The Presbyterian Church (USA) announced earlier this month that it would insist that four US companies stop doing business that it considers helpful to the Israeli occupation. (Another company was singled out for supposedly being a conduit for Arab terrorist money.) If the companies do not agree to stop the objectionable business, the church would consider divesting itself of their stock. Millions of dollars in pension funds are at stake. This initiative is reminiscent of the successful campaign to divest from companies that did business in apartheid South Africa, though the church denies it is drawing a parallel. Jewish groups in the United States are outraged, and understandably so. Rabbi Abraham Cooper of the Simon Wiesenthal Center in Los Angeles called the action ''functionally anti-Semitic."

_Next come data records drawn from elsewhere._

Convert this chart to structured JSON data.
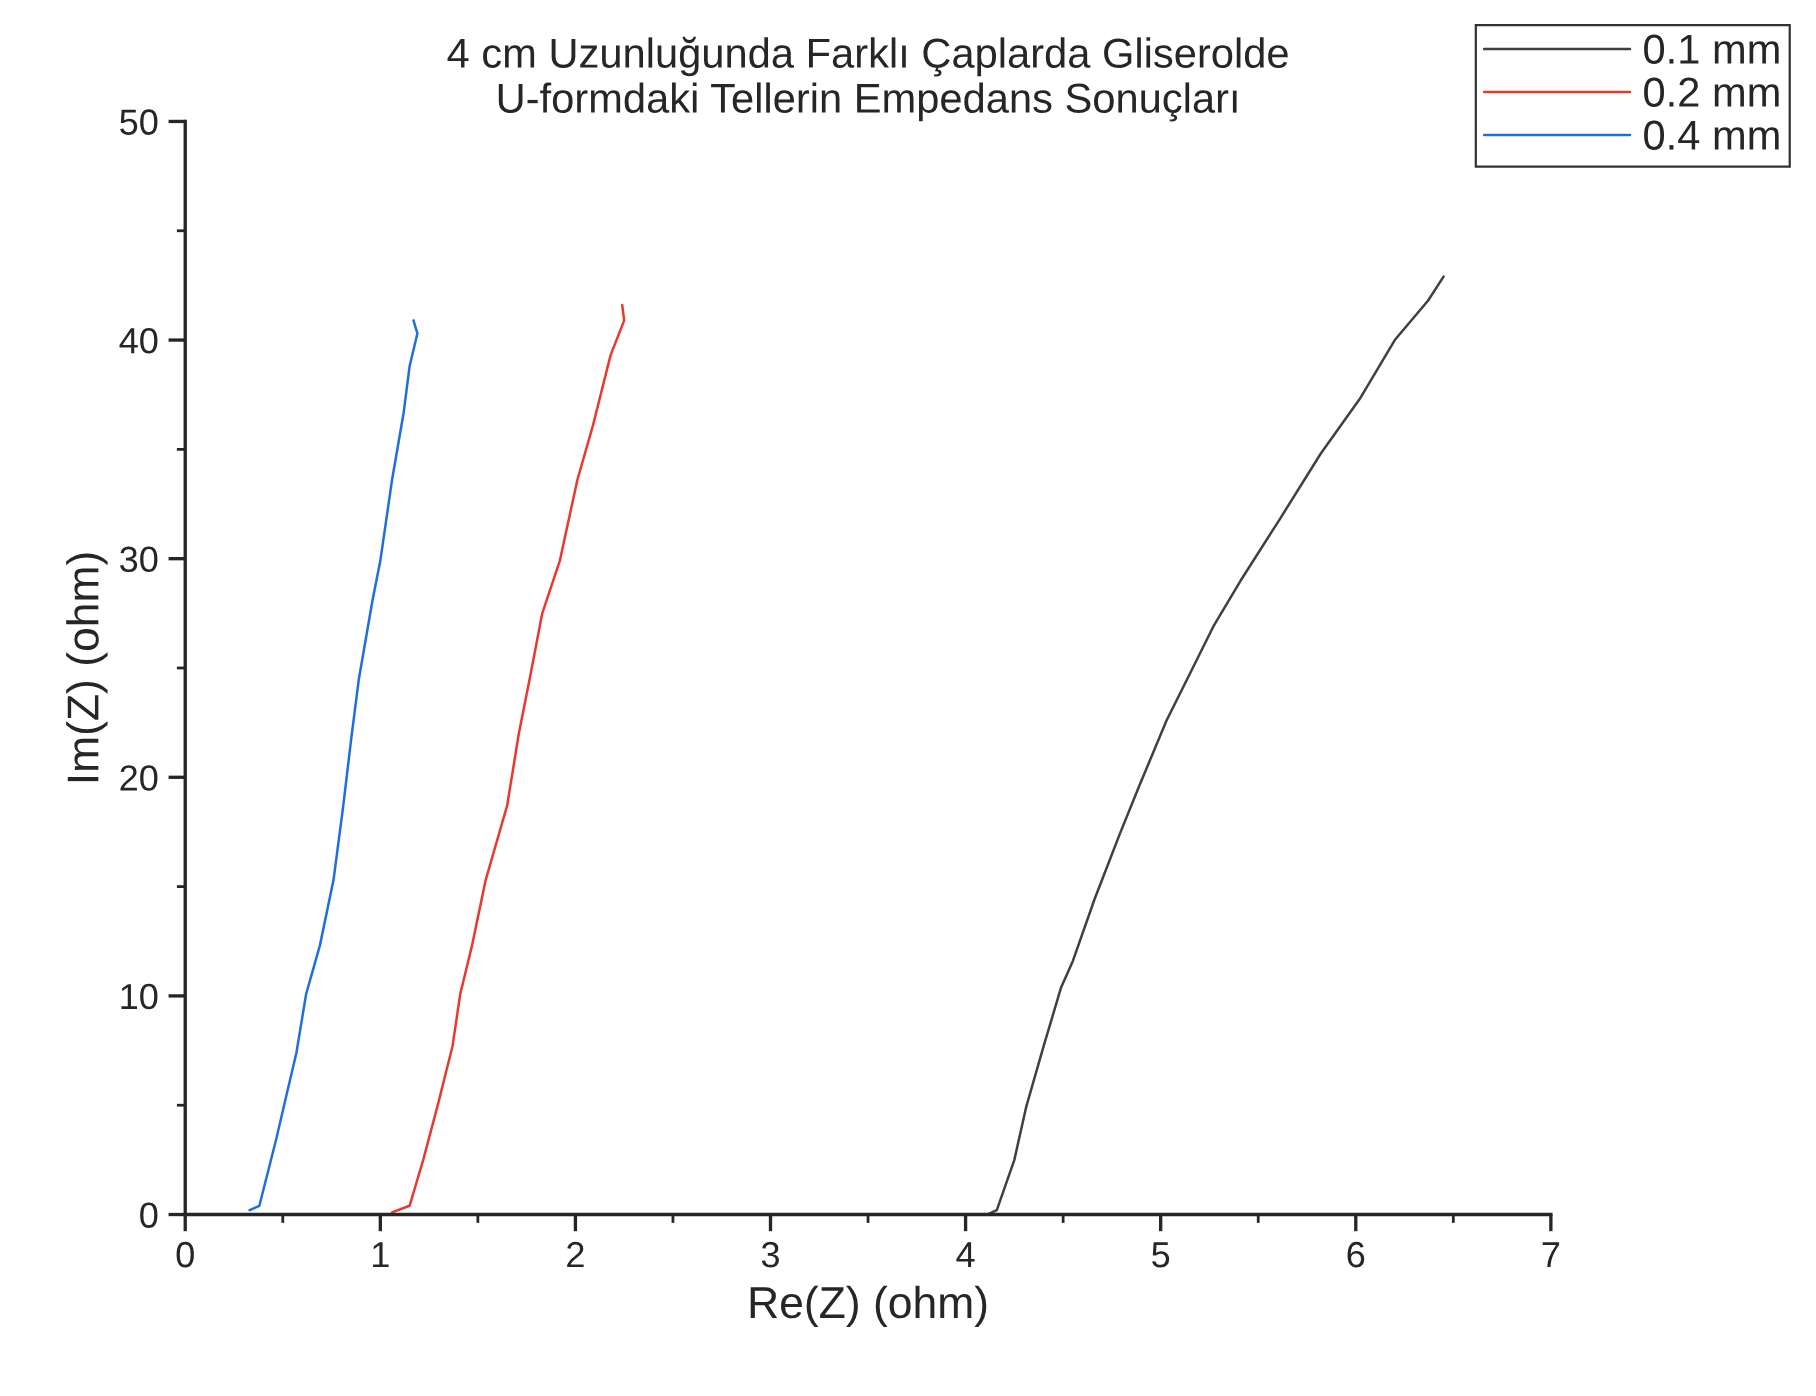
{
  "chart_data": {
    "type": "line",
    "title": "4 cm Uzunluğunda Farklı Çaplarda Gliserolde\nU-formdaki Tellerin Empedans Sonuçları",
    "xlabel": "Re(Z) (ohm)",
    "ylabel": "Im(Z) (ohm)",
    "xlim": [
      0,
      7
    ],
    "ylim": [
      0,
      50
    ],
    "xticks": [
      0,
      1,
      2,
      3,
      4,
      5,
      6,
      7
    ],
    "yticks": [
      0,
      10,
      20,
      30,
      40,
      50
    ],
    "grid": false,
    "legend": "top right",
    "marker": "none",
    "line_style": "solid",
    "series": [
      {
        "name": "0.1 mm",
        "color": "#404040",
        "x": [
          4.11,
          4.16,
          4.25,
          4.31,
          4.4,
          4.49,
          4.55,
          4.66,
          4.79,
          4.89,
          5.03,
          5.17,
          5.27,
          5.41,
          5.61,
          5.82,
          6.02,
          6.2,
          6.37,
          6.45
        ],
        "values": [
          0.0,
          0.2,
          2.5,
          4.9,
          7.7,
          10.4,
          11.6,
          14.4,
          17.4,
          19.6,
          22.6,
          25.1,
          26.9,
          29.0,
          31.8,
          34.8,
          37.3,
          40.0,
          41.8,
          42.9
        ]
      },
      {
        "name": "0.2 mm",
        "color": "#e8392f",
        "x": [
          1.06,
          1.15,
          1.22,
          1.3,
          1.37,
          1.41,
          1.47,
          1.54,
          1.65,
          1.71,
          1.77,
          1.83,
          1.92,
          2.01,
          2.09,
          2.18,
          2.25,
          2.24
        ],
        "values": [
          0.1,
          0.4,
          2.5,
          5.2,
          7.7,
          10.1,
          12.3,
          15.3,
          18.7,
          22.0,
          24.7,
          27.5,
          29.9,
          33.6,
          36.1,
          39.3,
          40.9,
          41.6
        ]
      },
      {
        "name": "0.4 mm",
        "color": "#1f6fdb",
        "x": [
          0.33,
          0.38,
          0.465,
          0.52,
          0.57,
          0.62,
          0.69,
          0.76,
          0.81,
          0.85,
          0.89,
          0.96,
          1.0,
          1.06,
          1.12,
          1.15,
          1.19,
          1.17
        ],
        "values": [
          0.2,
          0.4,
          3.4,
          5.5,
          7.4,
          10.1,
          12.3,
          15.3,
          18.7,
          21.7,
          24.5,
          28.1,
          29.9,
          33.6,
          36.7,
          38.8,
          40.3,
          40.9
        ]
      }
    ]
  }
}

The divestment campaign by the American churches isn't prejudiced, but it is naive. Any action that implicitly compares Israel to apartheid South Africa is bound to cause offense among many Jews. It is also wrong. The Israeli-Palestinian conflict, heightened by the refusal of either side until recently to acknowledge the other's legitimacy, and by its entanglement in Mideast power politics, is far more complicated than the Afrikaners' attempt to maintain control over an overwhelmingly black society.

The Presbyterian action appears to be part of a worrisome trend. The United Church of Christ voted to consider various forms of economic leverage in the Mideast conflict last month. The Episcopal Church has begun a study on ''what corporate actions might be appropriate." The World Council of Churches last February encouraged its member churches to apply economic pressure.

These churches ought to heed the example of M. Thomas Shaw, Episcopal bishop of Massachusetts and a supporter of Palestinian rights. He rejects divestment, especially now, when Israel is pulling out of Gaza and Palestinians have chosen moderate leadership. ''Because the economies of Israel and Palestine are so closely intertwined, divestment is actually counterproductive for the Palestinian people," he said in a May statement.

Rather than divesting from Israel, a better strategy for American churches concerned about peace in the Mideast would be to invest in the future of a Palestinian state.